What happened on cloudy days?

>I doubt the building would have been much better heated if it'd been
>painted black.

NREL says 930 Btu/ft^2 falls on a south wall in Des Moines on an average
24.4 F December day, so 1 ft^2 of white R20 south wall with a U2 airfilm
conductance would lose about 24h(65-24.4)1ft^2/(R20.5) = 47.5 Btu/day.
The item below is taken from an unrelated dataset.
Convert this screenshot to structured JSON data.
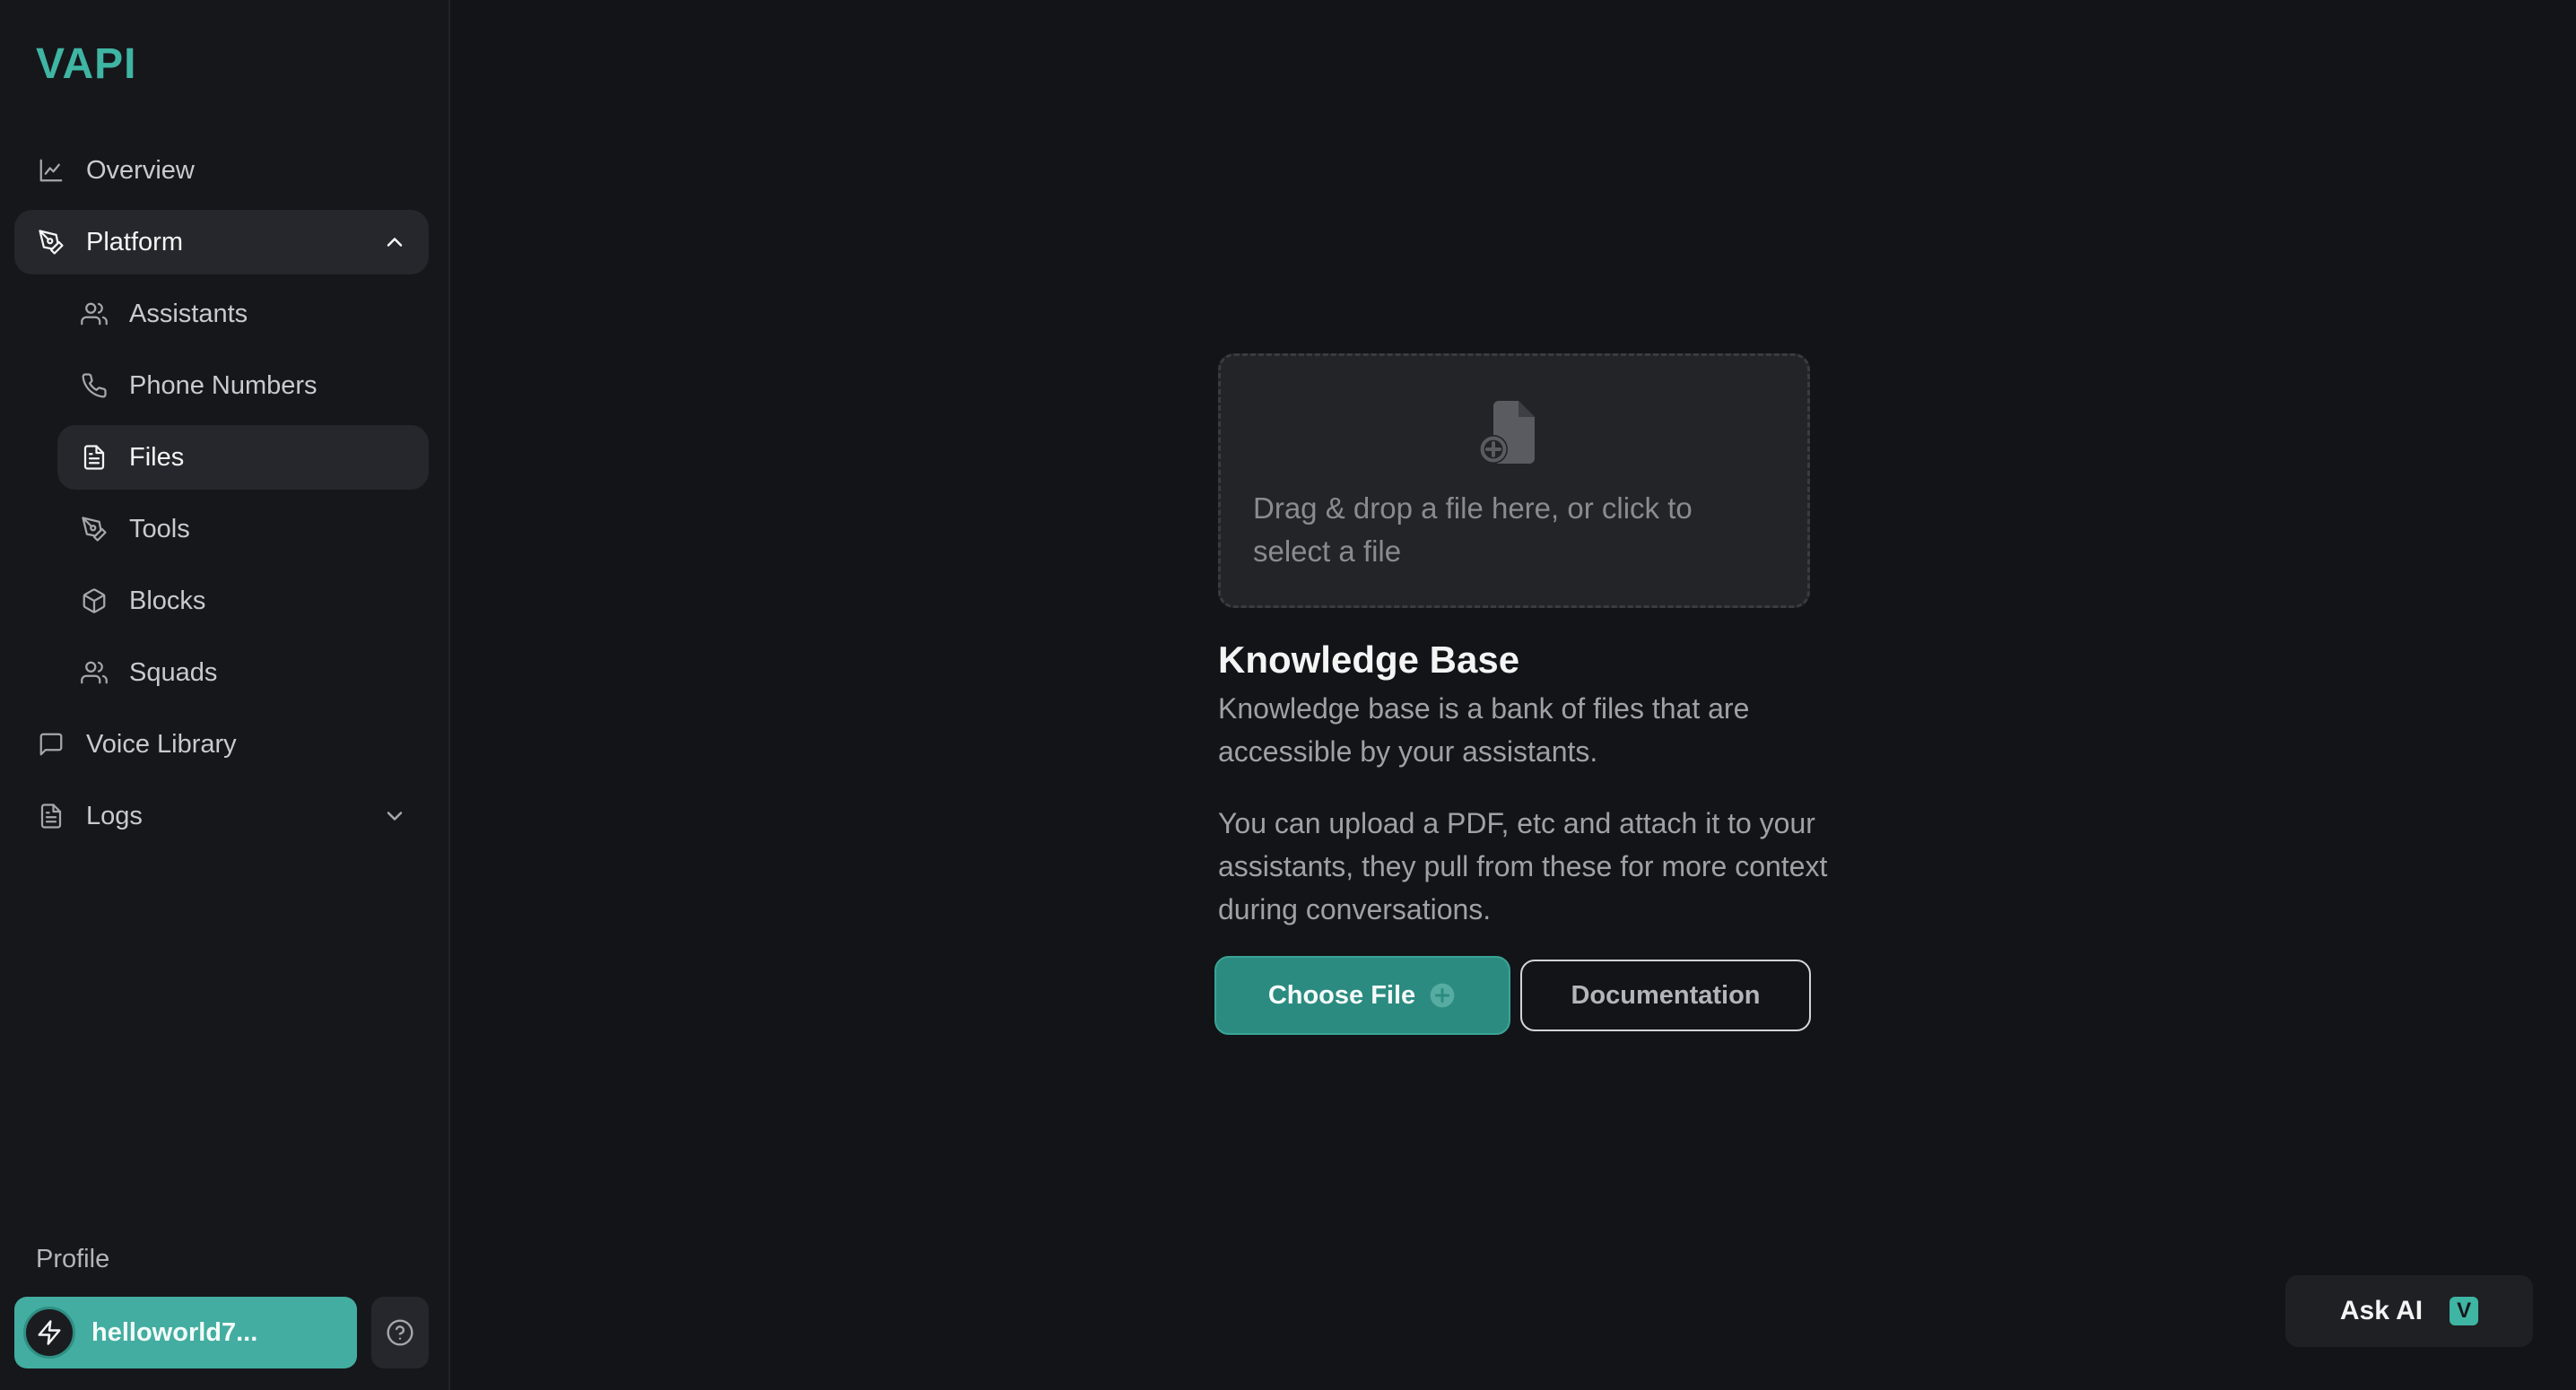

We could model a dark south wall like this, viewed in a fixed font: 

     930/24h = 38.75 Btu/h
            ---              20
  |--------|-->|------------www--- 65 F
            ---       |
                      |
            1/2       |
  24.4 -----www------- 

which is equivalent to:
     
            1/2              20
   ---------www-------------www--- 65 F
  |                               
  |  24.4+38.75/2 = 43.78 F                           
 ---                              
  -                     
  |                     
  -

with a heat loss of 24h(65-43.78)1ft^2/20.5 = 24.8 Btu/day.

With an 8'x48' wall, the difference is 8x48(47.5-24.8) = 8698 Btu/day.
If a single-glazed air heater gains 0.9x930 = 837 Btu/ft^2 and loses
6h(80-24.4)1ft^2/R1 = 334 on an average December day, for a net gain
of 503, the dark wall is equivalent to 8698/503 = 17 ft^2 of air heater.